It's already been a long time even though it seems just a while for me. One year is not just a while. The same day a year back 12th August. Probably I won’t be forgetting it all over my life. It’s the exact day on which a bond between us was formed. Though this bond is almost broken now, her thoughts still takes me to the same day when I saw you for the first time.
It was the second day of our college. I still can imagine myself as a bookish fellow in those times. I was a complete bookworm and knew nothing other than study. That day I had been a little late so I had to sit on a bench at the middle of our class. And so as I was turning pages of my book, my eyes happen to fell on something pink for no reason. It was the pink kurta she'd been wearing. That time I couldn't stop myself looking at you. You looked just so gorgeous and the most simple and beautiful. Your smile and innocent looking eyes made me forget everything I had been doing.
But I being a bookworm prevented myself to come in true romantic mood and nothing happened between us previously. Soon, our sections got divided into physical and bio-groups and we had to separate. In the physical group, all the guys were way too funny and entertaining. We used to enjoy a lot. But even though my eyes kept searching her in the crowd of noisy students for no reason at all.
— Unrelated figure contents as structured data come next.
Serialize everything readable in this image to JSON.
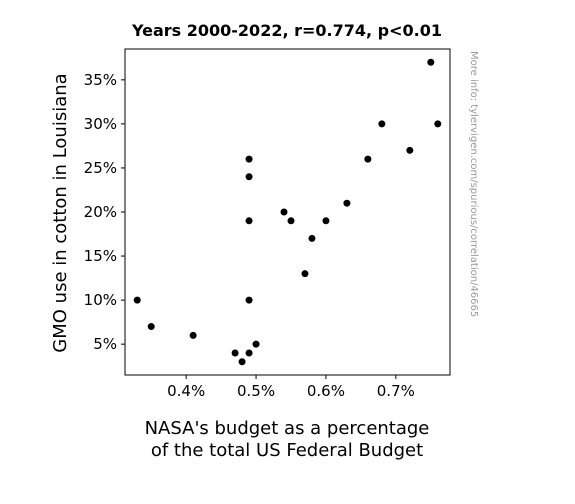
{
  "chart_data": {
    "type": "scatter",
    "title": "Years 2000-2022, r=0.774, p<0.01",
    "xlabel": "NASA's budget as a percentage\nof the total US Federal Budget",
    "ylabel": "GMO use in cotton in Louisiana",
    "watermark": "More info: tylervigen.com/spurious/correlation/46665",
    "xlim": [
      0.3125,
      0.7775
    ],
    "ylim": [
      1.5,
      38.5
    ],
    "x_ticks": [
      {
        "value": 0.4,
        "label": "0.4%"
      },
      {
        "value": 0.5,
        "label": "0.5%"
      },
      {
        "value": 0.6,
        "label": "0.6%"
      },
      {
        "value": 0.7,
        "label": "0.7%"
      }
    ],
    "y_ticks": [
      {
        "value": 5,
        "label": "5%"
      },
      {
        "value": 10,
        "label": "10%"
      },
      {
        "value": 15,
        "label": "15%"
      },
      {
        "value": 20,
        "label": "20%"
      },
      {
        "value": 25,
        "label": "25%"
      },
      {
        "value": 30,
        "label": "30%"
      },
      {
        "value": 35,
        "label": "35%"
      }
    ],
    "grid": false,
    "point_color": "#000000",
    "points": [
      {
        "x": 0.33,
        "y": 10
      },
      {
        "x": 0.35,
        "y": 7
      },
      {
        "x": 0.41,
        "y": 6
      },
      {
        "x": 0.47,
        "y": 4
      },
      {
        "x": 0.48,
        "y": 3
      },
      {
        "x": 0.49,
        "y": 4
      },
      {
        "x": 0.49,
        "y": 10
      },
      {
        "x": 0.49,
        "y": 19
      },
      {
        "x": 0.49,
        "y": 24
      },
      {
        "x": 0.49,
        "y": 26
      },
      {
        "x": 0.5,
        "y": 5
      },
      {
        "x": 0.54,
        "y": 20
      },
      {
        "x": 0.55,
        "y": 19
      },
      {
        "x": 0.57,
        "y": 13
      },
      {
        "x": 0.58,
        "y": 17
      },
      {
        "x": 0.6,
        "y": 19
      },
      {
        "x": 0.63,
        "y": 21
      },
      {
        "x": 0.66,
        "y": 26
      },
      {
        "x": 0.68,
        "y": 30
      },
      {
        "x": 0.72,
        "y": 27
      },
      {
        "x": 0.75,
        "y": 37
      },
      {
        "x": 0.76,
        "y": 30
      }
    ]
  }
}
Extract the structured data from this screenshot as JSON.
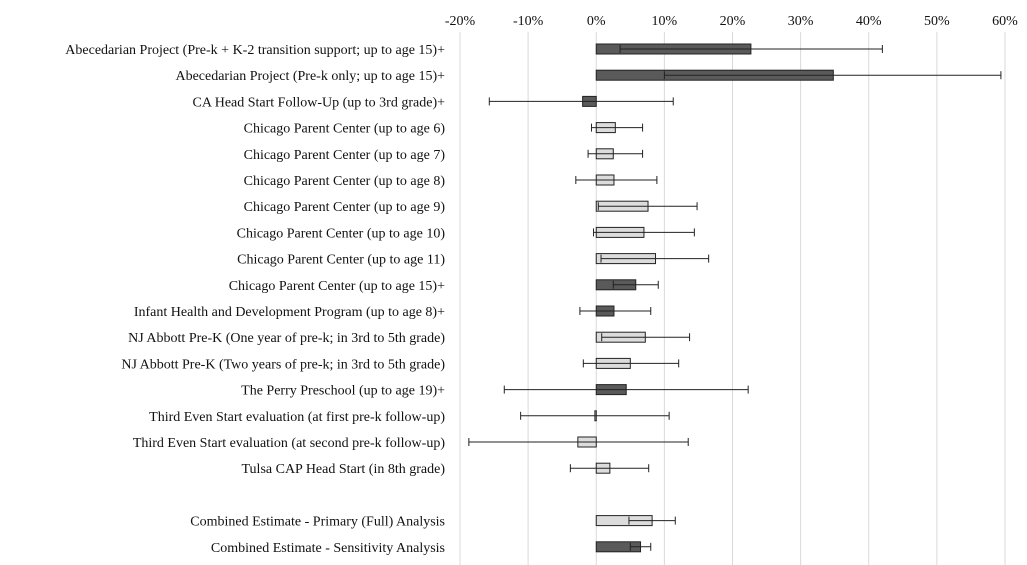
{
  "chart_data": {
    "type": "bar",
    "orientation": "horizontal",
    "title": "",
    "xlabel": "",
    "ylabel": "",
    "xlim": [
      -0.2,
      0.6
    ],
    "x_ticks": [
      -0.2,
      -0.1,
      0,
      0.1,
      0.2,
      0.3,
      0.4,
      0.5,
      0.6
    ],
    "x_tick_labels": [
      "-20%",
      "-10%",
      "0%",
      "10%",
      "20%",
      "30%",
      "40%",
      "50%",
      "60%"
    ],
    "tick_position": "top",
    "grid": true,
    "colors": {
      "dark": "#5a5a5a",
      "light": "#dcdcdc"
    },
    "rows": [
      {
        "label": "Abecedarian Project (Pre-k + K-2 transition support; up to age 15)+",
        "value": 0.227,
        "ci": [
          0.035,
          0.42
        ],
        "shade": "dark"
      },
      {
        "label": "Abecedarian Project (Pre-k only; up to age 15)+",
        "value": 0.348,
        "ci": [
          0.1,
          0.594
        ],
        "shade": "dark"
      },
      {
        "label": "CA Head Start Follow-Up (up to 3rd grade)+",
        "value": -0.02,
        "ci": [
          -0.157,
          0.113
        ],
        "shade": "dark"
      },
      {
        "label": "Chicago Parent Center (up to age 6)",
        "value": 0.028,
        "ci": [
          -0.007,
          0.068
        ],
        "shade": "light"
      },
      {
        "label": "Chicago Parent Center (up to age 7)",
        "value": 0.025,
        "ci": [
          -0.012,
          0.068
        ],
        "shade": "light"
      },
      {
        "label": "Chicago Parent Center (up to age 8)",
        "value": 0.026,
        "ci": [
          -0.03,
          0.089
        ],
        "shade": "light"
      },
      {
        "label": "Chicago Parent Center (up to age 9)",
        "value": 0.076,
        "ci": [
          0.003,
          0.148
        ],
        "shade": "light"
      },
      {
        "label": "Chicago Parent Center (up to age 10)",
        "value": 0.07,
        "ci": [
          -0.004,
          0.144
        ],
        "shade": "light"
      },
      {
        "label": "Chicago Parent Center (up to age 11)",
        "value": 0.087,
        "ci": [
          0.007,
          0.165
        ],
        "shade": "light"
      },
      {
        "label": "Chicago Parent Center (up to age 15)+",
        "value": 0.058,
        "ci": [
          0.025,
          0.091
        ],
        "shade": "dark"
      },
      {
        "label": "Infant Health and Development Program (up to age 8)+",
        "value": 0.026,
        "ci": [
          -0.024,
          0.08
        ],
        "shade": "dark"
      },
      {
        "label": "NJ Abbott Pre-K (One year of pre-k; in 3rd to 5th grade)",
        "value": 0.072,
        "ci": [
          0.008,
          0.137
        ],
        "shade": "light"
      },
      {
        "label": "NJ Abbott Pre-K (Two years of pre-k; in 3rd to 5th grade)",
        "value": 0.05,
        "ci": [
          -0.019,
          0.121
        ],
        "shade": "light"
      },
      {
        "label": "The Perry Preschool (up to age 19)+",
        "value": 0.044,
        "ci": [
          -0.135,
          0.223
        ],
        "shade": "dark"
      },
      {
        "label": "Third Even Start evaluation (at first pre-k follow-up)",
        "value": -0.002,
        "ci": [
          -0.111,
          0.107
        ],
        "shade": "light"
      },
      {
        "label": "Third Even Start evaluation (at second pre-k follow-up)",
        "value": -0.027,
        "ci": [
          -0.187,
          0.135
        ],
        "shade": "light"
      },
      {
        "label": "Tulsa CAP Head Start (in 8th grade)",
        "value": 0.02,
        "ci": [
          -0.038,
          0.077
        ],
        "shade": "light"
      },
      {
        "label": "",
        "value": null,
        "ci": null,
        "shade": "none"
      },
      {
        "label": "Combined Estimate - Primary (Full) Analysis",
        "value": 0.082,
        "ci": [
          0.048,
          0.116
        ],
        "shade": "light"
      },
      {
        "label": "Combined Estimate - Sensitivity Analysis",
        "value": 0.065,
        "ci": [
          0.05,
          0.08
        ],
        "shade": "dark"
      }
    ]
  }
}
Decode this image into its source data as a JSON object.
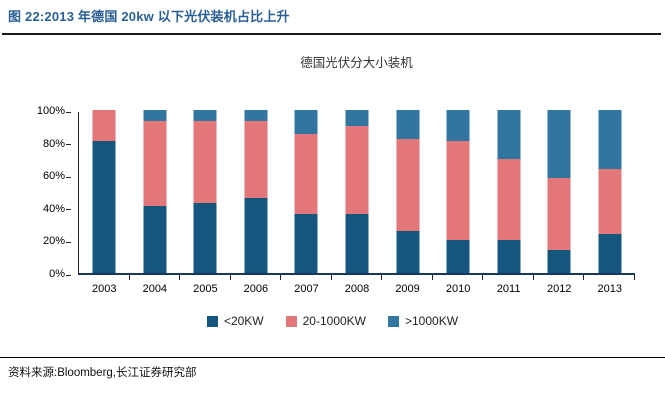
{
  "figure": {
    "heading": "图 22:2013 年德国 20kw 以下光伏装机占比上升"
  },
  "footer": {
    "source": "资料来源:Bloomberg,长江证券研究部"
  },
  "colors": {
    "heading_blue": "#2A5F96",
    "series_lt20kw": "#15567E",
    "series_20_1000kw": "#E27678",
    "series_gt1000kw": "#3175A0",
    "axis": "#17375E"
  },
  "chart_data": {
    "type": "bar",
    "stacked": true,
    "title": "德国光伏分大小装机",
    "categories": [
      "2003",
      "2004",
      "2005",
      "2006",
      "2007",
      "2008",
      "2009",
      "2010",
      "2011",
      "2012",
      "2013"
    ],
    "series": [
      {
        "name": "<20KW",
        "color": "#15567E",
        "values": [
          81,
          41,
          43,
          46,
          36,
          36,
          26,
          20,
          20,
          14,
          24
        ]
      },
      {
        "name": "20-1000KW",
        "color": "#E27678",
        "values": [
          19,
          52,
          50,
          47,
          49,
          54,
          56,
          61,
          50,
          44,
          40
        ]
      },
      {
        "name": ">1000KW",
        "color": "#3175A0",
        "values": [
          0,
          7,
          7,
          7,
          15,
          10,
          18,
          19,
          30,
          42,
          36
        ]
      }
    ],
    "xlabel": "",
    "ylabel": "",
    "ylim": [
      0,
      100
    ],
    "y_ticks": [
      "0%",
      "20%",
      "40%",
      "60%",
      "80%",
      "100%"
    ],
    "y_tick_step_pct": 20,
    "grid": false,
    "legend_position": "bottom"
  }
}
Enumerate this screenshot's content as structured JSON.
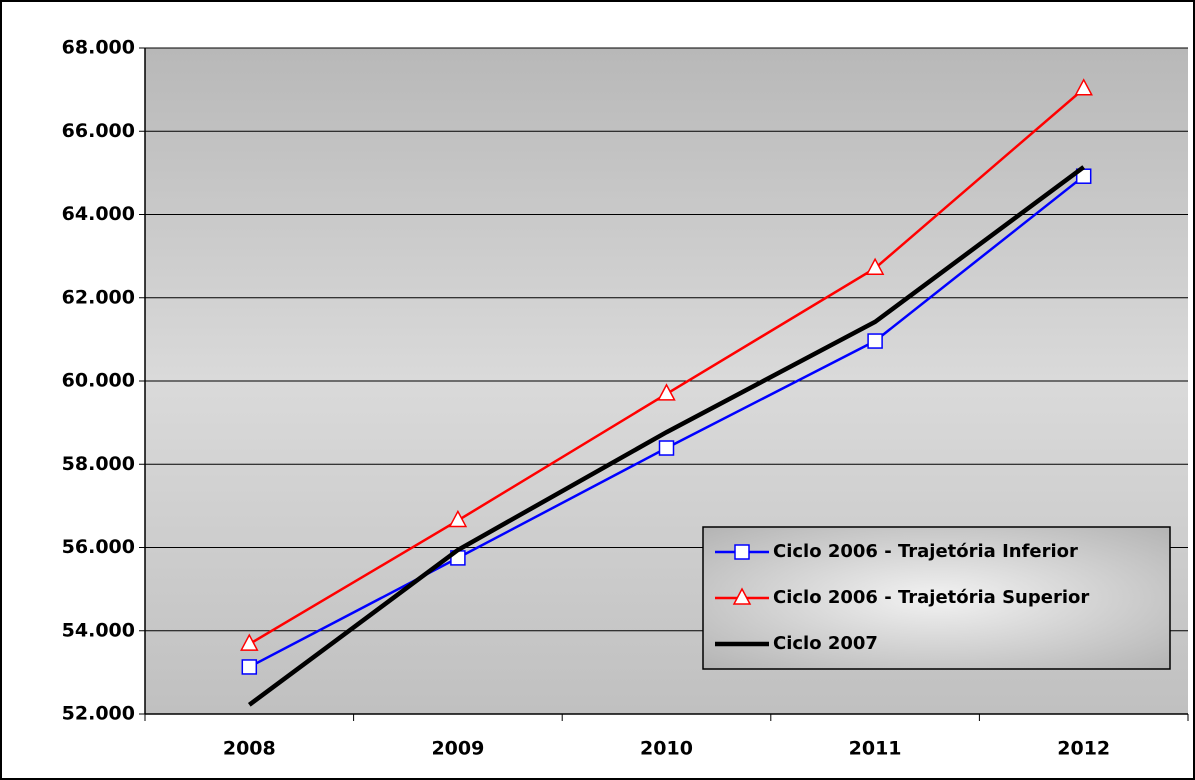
{
  "chart_data": {
    "type": "line",
    "categories": [
      "2008",
      "2009",
      "2010",
      "2011",
      "2012"
    ],
    "series": [
      {
        "name": "Ciclo 2006 - Trajetória Inferior",
        "color": "#0000ff",
        "marker": "square",
        "values": [
          53130,
          55750,
          58390,
          60960,
          64920
        ]
      },
      {
        "name": "Ciclo 2006 - Trajetória Superior",
        "color": "#ff0000",
        "marker": "triangle",
        "values": [
          53680,
          56650,
          59690,
          62710,
          67020
        ]
      },
      {
        "name": "Ciclo 2007",
        "color": "#000000",
        "marker": null,
        "values": [
          52220,
          55940,
          58770,
          61420,
          65140
        ]
      }
    ],
    "ylim": [
      52000,
      68000
    ],
    "yticks": [
      {
        "value": 52000,
        "label": "52.000"
      },
      {
        "value": 54000,
        "label": "54.000"
      },
      {
        "value": 56000,
        "label": "56.000"
      },
      {
        "value": 58000,
        "label": "58.000"
      },
      {
        "value": 60000,
        "label": "60.000"
      },
      {
        "value": 62000,
        "label": "62.000"
      },
      {
        "value": 64000,
        "label": "64.000"
      },
      {
        "value": 66000,
        "label": "66.000"
      },
      {
        "value": 68000,
        "label": "68.000"
      }
    ],
    "grid": true,
    "legend": "lower right"
  }
}
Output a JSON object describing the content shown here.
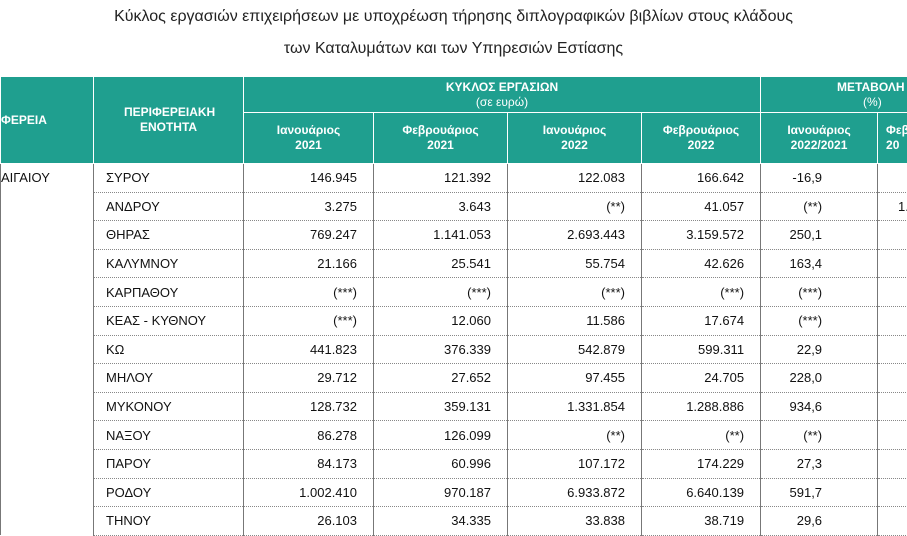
{
  "header": {
    "title_lines": [
      "Κύκλος εργασιών επιχειρήσεων με υποχρέωση τήρησης διπλογραφικών βιβλίων στους κλάδους",
      "των Καταλυμάτων  και των Υπηρεσιών Εστίασης"
    ]
  },
  "table": {
    "region_header": "ΦΕΡΕΙΑ",
    "unit_header": "ΠΕΡΙΦΕΡΕΙΑΚΗ ΕΝΟΤΗΤΑ",
    "turnover_group": [
      "ΚΥΚΛΟΣ ΕΡΓΑΣΙΩΝ",
      "(σε ευρώ)"
    ],
    "change_group": [
      "ΜΕΤΑΒΟΛΗ",
      "(%)"
    ],
    "columns": [
      [
        "Ιανουάριος",
        "2021"
      ],
      [
        "Φεβρουάριος",
        "2021"
      ],
      [
        "Ιανουάριος",
        "2022"
      ],
      [
        "Φεβρουάριος",
        "2022"
      ],
      [
        "Ιανουάριος",
        "2022/2021"
      ],
      [
        "Φεβ",
        "20"
      ]
    ],
    "region": "ΑΙΓΑΙΟΥ",
    "rows": [
      {
        "unit": "ΣΥΡΟΥ",
        "values": [
          "146.945",
          "121.392",
          "122.083",
          "166.642",
          "-16,9"
        ]
      },
      {
        "unit": "ΑΝΔΡΟΥ",
        "values": [
          "3.275",
          "3.643",
          "(**)",
          "41.057",
          "(**)"
        ],
        "cut": "1."
      },
      {
        "unit": "ΘΗΡΑΣ",
        "values": [
          "769.247",
          "1.141.053",
          "2.693.443",
          "3.159.572",
          "250,1"
        ]
      },
      {
        "unit": "ΚΑΛΥΜΝΟΥ",
        "values": [
          "21.166",
          "25.541",
          "55.754",
          "42.626",
          "163,4"
        ]
      },
      {
        "unit": "ΚΑΡΠΑΘΟΥ",
        "values": [
          "(***)",
          "(***)",
          "(***)",
          "(***)",
          "(***)"
        ]
      },
      {
        "unit": "ΚΕΑΣ - ΚΥΘΝΟΥ",
        "values": [
          "(***)",
          "12.060",
          "11.586",
          "17.674",
          "(***)"
        ]
      },
      {
        "unit": "ΚΩ",
        "values": [
          "441.823",
          "376.339",
          "542.879",
          "599.311",
          "22,9"
        ]
      },
      {
        "unit": "ΜΗΛΟΥ",
        "values": [
          "29.712",
          "27.652",
          "97.455",
          "24.705",
          "228,0"
        ]
      },
      {
        "unit": "ΜΥΚΟΝΟΥ",
        "values": [
          "128.732",
          "359.131",
          "1.331.854",
          "1.288.886",
          "934,6"
        ]
      },
      {
        "unit": "ΝΑΞΟΥ",
        "values": [
          "86.278",
          "126.099",
          "(**)",
          "(**)",
          "(**)"
        ]
      },
      {
        "unit": "ΠΑΡΟΥ",
        "values": [
          "84.173",
          "60.996",
          "107.172",
          "174.229",
          "27,3"
        ]
      },
      {
        "unit": "ΡΟΔΟΥ",
        "values": [
          "1.002.410",
          "970.187",
          "6.933.872",
          "6.640.139",
          "591,7"
        ]
      },
      {
        "unit": "ΤΗΝΟΥ",
        "values": [
          "26.103",
          "34.335",
          "33.838",
          "38.719",
          "29,6"
        ]
      }
    ]
  }
}
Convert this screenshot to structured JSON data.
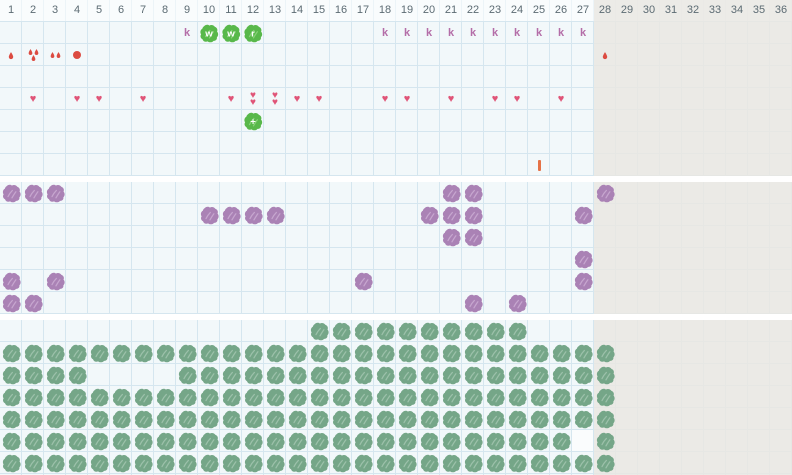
{
  "header": {
    "columns": [
      "1",
      "2",
      "3",
      "4",
      "5",
      "6",
      "7",
      "8",
      "9",
      "10",
      "11",
      "12",
      "13",
      "14",
      "15",
      "16",
      "17",
      "18",
      "19",
      "20",
      "21",
      "22",
      "23",
      "24",
      "25",
      "26",
      "27",
      "28",
      "29",
      "30",
      "31",
      "32",
      "33",
      "34",
      "35",
      "36"
    ]
  },
  "colors": {
    "cell_bg": "#f2f8fa",
    "grid_line": "#d5e6ef",
    "disabled_bg": "#ecebe8",
    "gap_bg": "#ffffff",
    "header_text": "#5c6b73",
    "k_label": "#b46ea8",
    "bright_green": "#58b84a",
    "bright_green_streak": "#8fd57f",
    "heart": "#e05578",
    "droplet": "#dc4b41",
    "orange_marker": "#e57247",
    "purple": "#aa82b5",
    "purple_streak": "#cbadd3",
    "sage": "#75a688",
    "sage_streak": "#a3c6b0",
    "plant_letter_text": "#ffffff"
  },
  "grid": {
    "columns": 36,
    "disabled_from_column": 28,
    "sections": [
      {
        "name": "top-calendar",
        "rows": [
          [
            {
              "type": "k-label",
              "text": "k",
              "cols": [
                9
              ]
            },
            {
              "type": "bright-plant",
              "text": "w",
              "cols": [
                10,
                11
              ]
            },
            {
              "type": "bright-plant",
              "text": "r",
              "cols": [
                12
              ]
            },
            {
              "type": "k-label",
              "text": "k",
              "cols": [
                18,
                19,
                20,
                21,
                22,
                23,
                24,
                25,
                26,
                27
              ]
            }
          ],
          [
            {
              "type": "droplet",
              "cols": [
                1
              ]
            },
            {
              "type": "droplet-triple",
              "cols": [
                2
              ]
            },
            {
              "type": "droplet-double",
              "cols": [
                3
              ]
            },
            {
              "type": "dot",
              "cols": [
                4
              ]
            },
            {
              "type": "droplet",
              "cols": [
                28
              ]
            }
          ],
          [],
          [
            {
              "type": "heart",
              "cols": [
                2,
                4,
                5,
                7,
                11,
                14,
                15,
                18,
                19,
                21,
                23,
                24,
                26
              ]
            },
            {
              "type": "heart-double",
              "cols": [
                12,
                13
              ]
            }
          ],
          [
            {
              "type": "bright-plant",
              "text": "+",
              "cols": [
                12
              ]
            }
          ],
          [],
          [
            {
              "type": "orange-marker",
              "cols": [
                25
              ]
            }
          ]
        ]
      },
      {
        "name": "middle-bed",
        "rows": [
          [
            {
              "type": "purple-plant",
              "cols": [
                1,
                2,
                3,
                21,
                22,
                28
              ]
            }
          ],
          [
            {
              "type": "purple-plant",
              "cols": [
                10,
                11,
                12,
                13,
                20,
                21,
                22,
                27
              ]
            }
          ],
          [
            {
              "type": "purple-plant",
              "cols": [
                21,
                22
              ]
            }
          ],
          [
            {
              "type": "purple-plant",
              "cols": [
                27
              ]
            }
          ],
          [
            {
              "type": "purple-plant",
              "cols": [
                1,
                3,
                17,
                27
              ]
            }
          ],
          [
            {
              "type": "purple-plant",
              "cols": [
                1,
                2,
                22,
                24
              ]
            }
          ]
        ]
      },
      {
        "name": "bottom-bed",
        "rows": [
          [
            {
              "type": "sage-plant",
              "cols": [
                15,
                16,
                17,
                18,
                19,
                20,
                21,
                22,
                23,
                24
              ]
            }
          ],
          [
            {
              "type": "sage-plant",
              "cols": [
                1,
                2,
                3,
                4,
                5,
                6,
                7,
                8,
                9,
                10,
                11,
                12,
                13,
                14,
                15,
                16,
                17,
                18,
                19,
                20,
                21,
                22,
                23,
                24,
                25,
                26,
                27,
                28
              ]
            }
          ],
          [
            {
              "type": "sage-plant",
              "cols": [
                1,
                2,
                3,
                4,
                9,
                10,
                11,
                12,
                13,
                14,
                15,
                16,
                17,
                18,
                19,
                20,
                21,
                22,
                23,
                24,
                25,
                26,
                27,
                28
              ]
            }
          ],
          [
            {
              "type": "sage-plant",
              "cols": [
                1,
                2,
                3,
                4,
                5,
                6,
                7,
                8,
                9,
                10,
                11,
                12,
                13,
                14,
                15,
                16,
                17,
                18,
                19,
                20,
                21,
                22,
                23,
                24,
                25,
                26,
                27,
                28
              ]
            }
          ],
          [
            {
              "type": "sage-plant",
              "cols": [
                1,
                2,
                3,
                4,
                5,
                6,
                7,
                8,
                9,
                10,
                11,
                12,
                13,
                14,
                15,
                16,
                17,
                18,
                19,
                20,
                21,
                22,
                23,
                24,
                25,
                26,
                27,
                28
              ]
            }
          ],
          [
            {
              "type": "sage-plant",
              "cols": [
                1,
                2,
                3,
                4,
                5,
                6,
                7,
                8,
                9,
                10,
                11,
                12,
                13,
                14,
                15,
                16,
                17,
                18,
                19,
                20,
                21,
                22,
                23,
                24,
                25,
                26,
                28
              ]
            },
            {
              "type": "cleared-cell",
              "cols": [
                27
              ]
            }
          ],
          [
            {
              "type": "sage-plant",
              "cols": [
                1,
                2,
                3,
                4,
                5,
                6,
                7,
                8,
                9,
                10,
                11,
                12,
                13,
                14,
                15,
                16,
                17,
                18,
                19,
                20,
                21,
                22,
                23,
                24,
                25,
                26,
                27,
                28
              ]
            }
          ]
        ]
      }
    ]
  }
}
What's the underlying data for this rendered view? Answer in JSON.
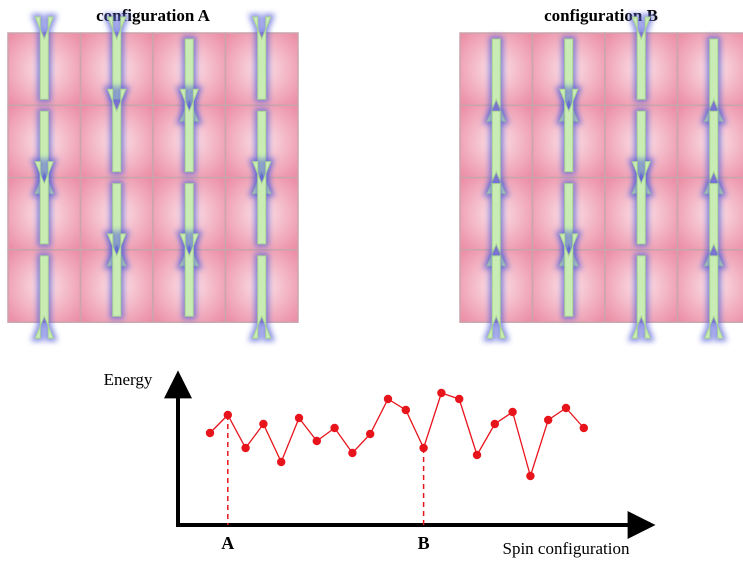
{
  "configurations": [
    {
      "title": "configuration A"
    },
    {
      "title": "configuration B"
    }
  ],
  "energy_plot": {
    "y_label": "Energy",
    "x_label": "Spin configuration",
    "values": [
      9.2,
      11.0,
      7.7,
      10.1,
      6.3,
      10.7,
      8.4,
      9.7,
      7.2,
      9.1,
      12.6,
      11.5,
      7.7,
      13.2,
      12.6,
      7.0,
      10.1,
      11.3,
      4.9,
      10.5,
      11.7,
      9.7
    ],
    "color": "#e8141c",
    "markers": [
      {
        "label": "A",
        "index": 1
      },
      {
        "label": "B",
        "index": 12
      }
    ]
  }
}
And sometimes whenever our eyes would meet I'd start wishing time to stop for a while. I'd just love that moment. But soon dashain vacation arrived and everything stopped. Even after the vacation same thing started happenning. We would look at each other as if we had already met and just we both didn't speak a word. But as winter started, our studies got tightened and I also began pouring myself in pile of books of physics, maths and chemistry and didn't let myself focus on you. On top of this, my fate made the situation so worse that I could hardly take a glance at her as the break time was too limited and you would be fully busy with your friends. I still can't believe I let things happen the same in a silent way throughout the winter. It was because I hadn't understood myself yet. I didn't know anything about love that would sometimes happen in first sight.
But soon the silence finally broke out. This was in the late springs of 2011. Our classes had been combined to revise for board exam. She was in the second and me in the first bench. She asked me if I could explain the chapter "The Gardener" by Rudyard Kilping. My heartbeat was rising and my hands were shaking and sweating. With great difficulty I explained the whole chapter. I was so delighted that time and I felt a beautiful spring blooming in my life. But the classes for board exam preparation were over and again there was separation. But I was glad that everything went right and the doors of friendship between us were open. I prepared way too hard for exam. At the first day of exam, our eyes met in the same way as in the college it would. But this time she turned back and she looked as if she hadn't been preparing well. I really wanted to speak to her but it would be like showing pride. She was almost sure enough that she’d not pass and me, I was sure enough to say I’d be getting distinction. What a pitiful situation it was, saying anything to her at that time would make me overpowering myself with pride. So I decided not to show up during the entire the exam. And again the separating holidays began. I cursed myself for missing all the chances to be with her in the entire session of grade 11. I was thinking I would have to wait till the beginning of next session. But I was wrong. There was facebook that made us even closer. At first, I started the conversation but later, she would start it every times. We would talk about many things and get lost withing ourselves. And one day our conversation reached such a critical point that it was a situation in which she was asking my girlfriend’s name. I could make a confession of my love that time.
But I decided to stay quiet and this decision to stay quiet is active even today. After the beginning of 12th session, I could do nothing to amplify our relation. I found no way linking to her and it just stopped. The bond between us gradually weakened and the relationship cooled down. And now, she does not even looks at me though there is nothing wrong I’ve said or done to her. And if I start speaking to her, she starts looking for a way out. This feels really bad. I can feel my chest burning like a fire. On top of all I’ve become an irresponsible person. I have focus on nothing neither study nor entertainment. I’m out of the track of my aim and I spend almost every time of the day doing nothing. I stand aloof alone in the balcony every evening looking at the sky and cursing my fate.
Yet still I have new hopes and I wish a spring to be back again the same way last time and again alter my life. I need something to fill myself with an enthusiasm. An enthusiasm that’ll take me back on the track to become a successful meteorologist. Please come back spring!!!!!